Los que siguen esto con cierta cadencia habrán notado que de un tiempo a esta parte estoy siendo arrastrado por la marea de la vida y vivo sin vivir en mí. Hasta que no culmine la semana que viene la primera parte de mi curso de holandés no podré centrar mi cerebelo en asuntos trascendentales y por ende, me limito a distorsionar sobre lo que sucede a mi alrededor. La foto de hoy homenajea los cascos de bombero. Es un cruce entre los susodichos cascos y los gorros de pedorra nonagenaria volante de Iberia. La explicación viene a continuación.
Esta tarde andaba yo reunido salvando el universo e imponiendo mis criterios técnicos de cara a la nueva versión de uno de nuestros productos con un grupo de holandeses. La conversación fluía alternando entre el neerlandés y el inglés con eventuales interjecciones en español para darle un poco de color, cuando comenzaron a sonar las alarmas del edificio. Nos quedamos todos quietos, mirándonos los unos a los otros sin saber que hacer. Inocentemente pregunté: «¿No es esa la alarma de incendios?» era una de esas preguntas tontas que no merecen respuesta, pero todo el mundo en la mesa asintió.
Se me frizó el mundo. Yo con estos pelos y un incendio entre manos. Con lo fácil que arde la gomina. Hoy no más homenajeaba al extinto presidente Aznarín de la mancha, con ralla a un lado y bigotín pintado. Abrimos la puerta y nos pusimos a mirar. Según las normas, tenemos que esperar hasta que la persona designada en nuestra planta (y que supuestamente recibe información confidencial) nos indique cual de las múltiples salidas de emergencia es la correcta.
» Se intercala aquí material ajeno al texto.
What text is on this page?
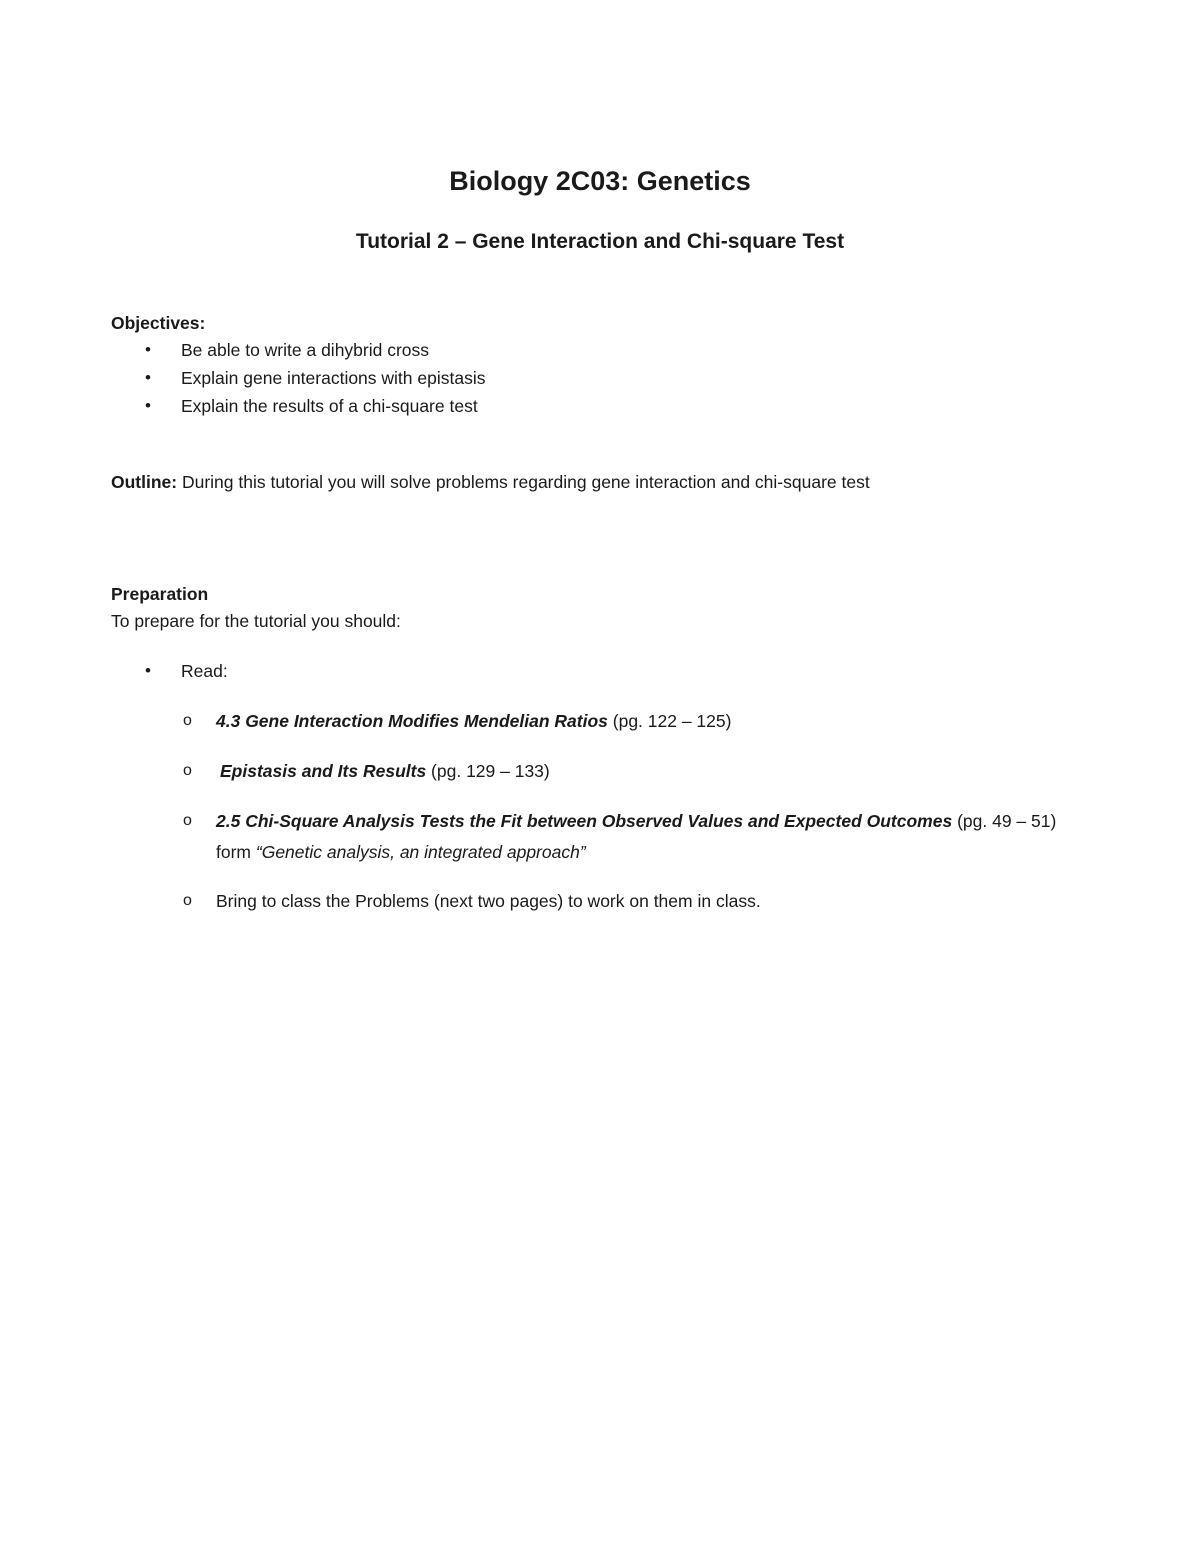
Biology 2C03: Genetics
Tutorial 2 – Gene Interaction and Chi-square Test
Objectives:
• Be able to write a dihybrid cross
• Explain gene interactions with epistasis
• Explain the results of a chi-square test
Outline: During this tutorial you will solve problems regarding gene interaction and chi-square test
Preparation
To prepare for the tutorial you should:
• Read:
o 4.3 Gene Interaction Modifies Mendelian Ratios (pg. 122 – 125)
o Epistasis and Its Results (pg. 129 – 133)
o 2.5 Chi-Square Analysis Tests the Fit between Observed Values and Expected Outcomes (pg. 49 – 51)
form “Genetic analysis, an integrated approach”
o Bring to class the Problems (next two pages) to work on them in class.
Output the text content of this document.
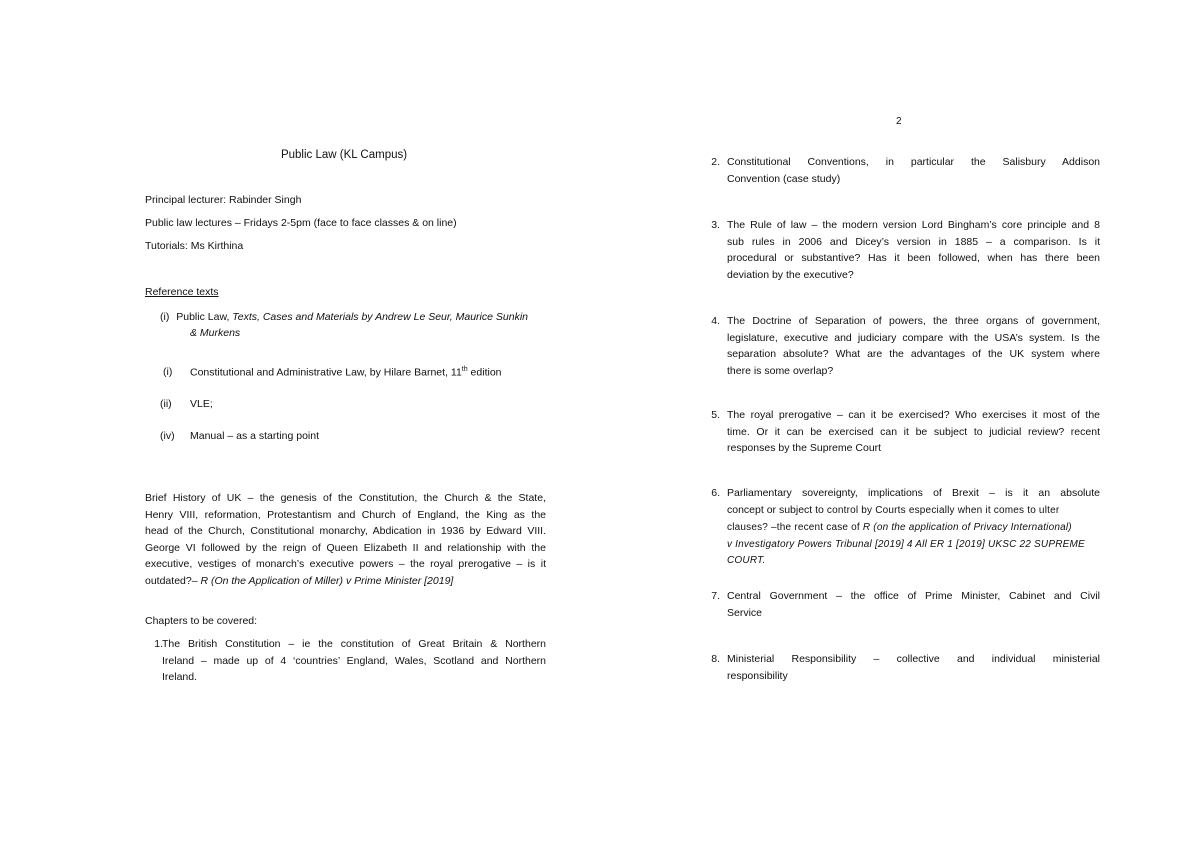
Public Law (KL Campus)
Principal lecturer: Rabinder Singh
Public law lectures – Fridays 2-5pm (face to face classes & on line)
Tutorials: Ms Kirthina
Reference texts
(i) Public Law, Texts, Cases and Materials by Andrew Le Seur, Maurice Sunkin
& Murkens
(i) Constitutional and Administrative Law, by Hilare Barnet, 11th edition
(ii) VLE;
(iv) Manual – as a starting point
Brief History of UK – the genesis of the Constitution, the Church & the State,
Henry VIII, reformation, Protestantism and Church of England, the King as the
head of the Church, Constitutional monarchy, Abdication in 1936 by Edward VIII.
George VI followed by the reign of Queen Elizabeth II and relationship with the
executive, vestiges of monarch’s executive powers – the royal prerogative – is it
outdated?– R (On the Application of Miller) v Prime Minister [2019]
Chapters to be covered:
1. The British Constitution – ie the constitution of Great Britain & Northern
Ireland – made up of 4 ‘countries’ England, Wales, Scotland and Northern
Ireland.
2
2. Constitutional Conventions, in particular the Salisbury Addison
Convention (case study)
3. The Rule of law – the modern version Lord Bingham’s core principle and 8
sub rules in 2006 and Dicey’s version in 1885 – a comparison. Is it
procedural or substantive? Has it been followed, when has there been
deviation by the executive?
4. The Doctrine of Separation of powers, the three organs of government,
legislature, executive and judiciary compare with the USA’s system. Is the
separation absolute? What are the advantages of the UK system where
there is some overlap?
5. The royal prerogative – can it be exercised? Who exercises it most of the
time. Or it can be exercised can it be subject to judicial review? recent
responses by the Supreme Court
6. Parliamentary sovereignty, implications of Brexit – is it an absolute
concept or subject to control by Courts especially when it comes to ulter
clauses? –the recent case of R (on the application of Privacy International)
v Investigatory Powers Tribunal [2019] 4 All ER 1 [2019] UKSC 22 SUPREME
COURT.
7. Central Government – the office of Prime Minister, Cabinet and Civil
Service
8. Ministerial Responsibility – collective and individual ministerial
responsibility
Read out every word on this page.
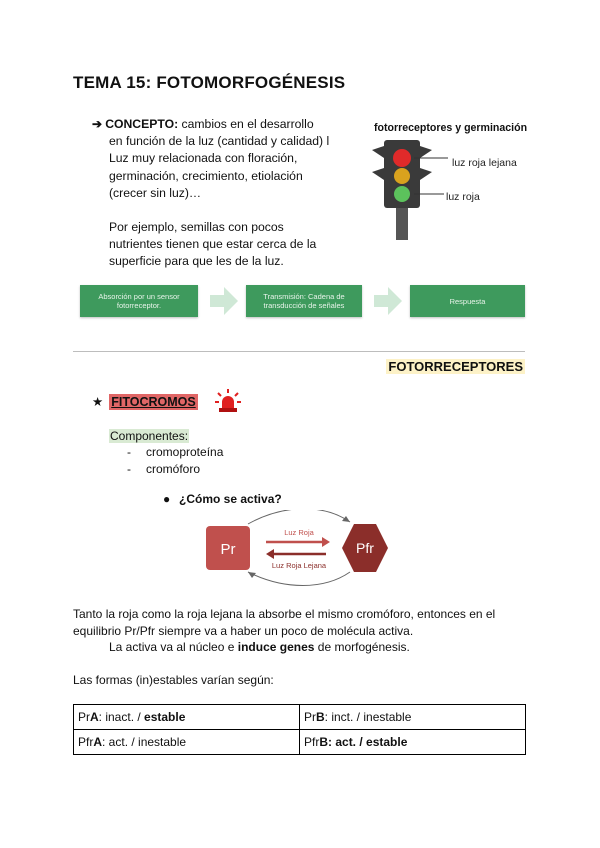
TEMA 15: FOTOMORFOGÉNESIS

➔ CONCEPTO: cambios en el desarrollo

en función de la luz (cantidad y calidad) l
Luz muy relacionada con floración,
germinación, crecimiento, etiolación
(crecer sin luz)…
Por ejemplo, semillas con pocos
nutrientes tienen que estar cerca de la
superficie para que les de la luz.
fotorreceptores y germinación
luz roja lejana
luz roja
Absorción por un sensor
fotorreceptor.
Transmisión: Cadena de
transducción de señales	Respuesta
FOTORRECEPTORES
★ FITOCROMOS
Componentes:
- cromoproteína
- cromóforo
● ¿Cómo se activa?
Pr	Pfr
Luz Roja
Luz Roja Lejana

Tanto la roja como la roja lejana la absorbe el mismo cromóforo, entonces en el

equilibrio Pr/Pfr siempre va a haber un poco de molécula activa.

La activa va al núcleo e induce genes de morfogénesis.

Las formas (in)estables varían según:
PrA: inact. / estable	PrB: inct. / inestable
PfrA: act. / inestable	PfrB: act. / estable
Esto, que en teoría suena muy bonito, significa que salimos en fila de uno como si fuéramos colegiales de película de terror americana. Cuando el trenecito de empleados pasó, nos colgamos y seguimos a la plebe.
En un fugaz ataque de inteligencia, el Señor nuestro Dios me iluminó y grité: «¡Que se pare el tren que yo me bajo aquí!». Se detuvo todo el mundo. Por la interminable fila todos se preguntaban que sucedía. Me salí de la línea y corrí a mi despacho. ¡Estamos locos o qué! Fuera hay 6 grados y yo no voy a salir sin el abrigo. Volví corriendo, me reincorporé a la pausada fila y di el aviso para que arrancaran nuevamente.
Llegamos a la escalera y vamos cogiendo velocidad cuando otro fugaz destello me ofuscó la inteligencia. «¡Quietos parados todos ahí! ¡No se me mueva ni Dios!» Me eché a correr de vuelta a la oficina y recuperé mi iPod mini. Vamos, antes ardo en el infierno que dejo yo que se eche a perder semejante joya. Vuelvo a la fila y doy el aviso.
Los holandeses ya murmuraban por lo alto, cosa que me la trae al fresco. Cuando estamos bajando una de las secretarias sufrió la misma iluminación que Yo y se da cuenta de que vamos directos al crudo invierno y ella poco menos que en bragas. Lo comenta en voz alta y Yo la consuelo diciéndole que no se preocupe, que fuera no está tan frío (mientras me arrebrujo en mi super-abrigo de invierno, diseñado para soportar temperaturas de hasta menos quince grados bajo cero). La pobre gilipollas como que se lo creyó y se quedó tan tranquila.
Llegamos sin mayores incidencias a la calle. En la friolera de diez minutos fue completamente evacuado el edificio. Salvo uno que es previsor, el resto de la gente pasó más frío que una oveja cardada. Después de veinte minutos en la calle, nos informaron de que había sido un ejercicio para comprobar la celeridad y la eficiencia en caso de evacuación, ejercicio que parece ser obligatorio por ley y que debe ser realizado al menos una vez al año. Nos acordamos de la madre que parió al hijoputa que planificó el evento para hoy, en lugar de haberlo hecho en Agosto, cuando el tiempo acompañaba un poco más.
PS: El título significa «salida de emergencia» y es también un claro homenaje a esas trabajadoras del aire que llenan sus aparatos de ficticias calentorras a las que ubican siempre en los lados, parte anterior y posterior y que parece ser que ayudan al desfogue varonil en caso de necesidad perentoria.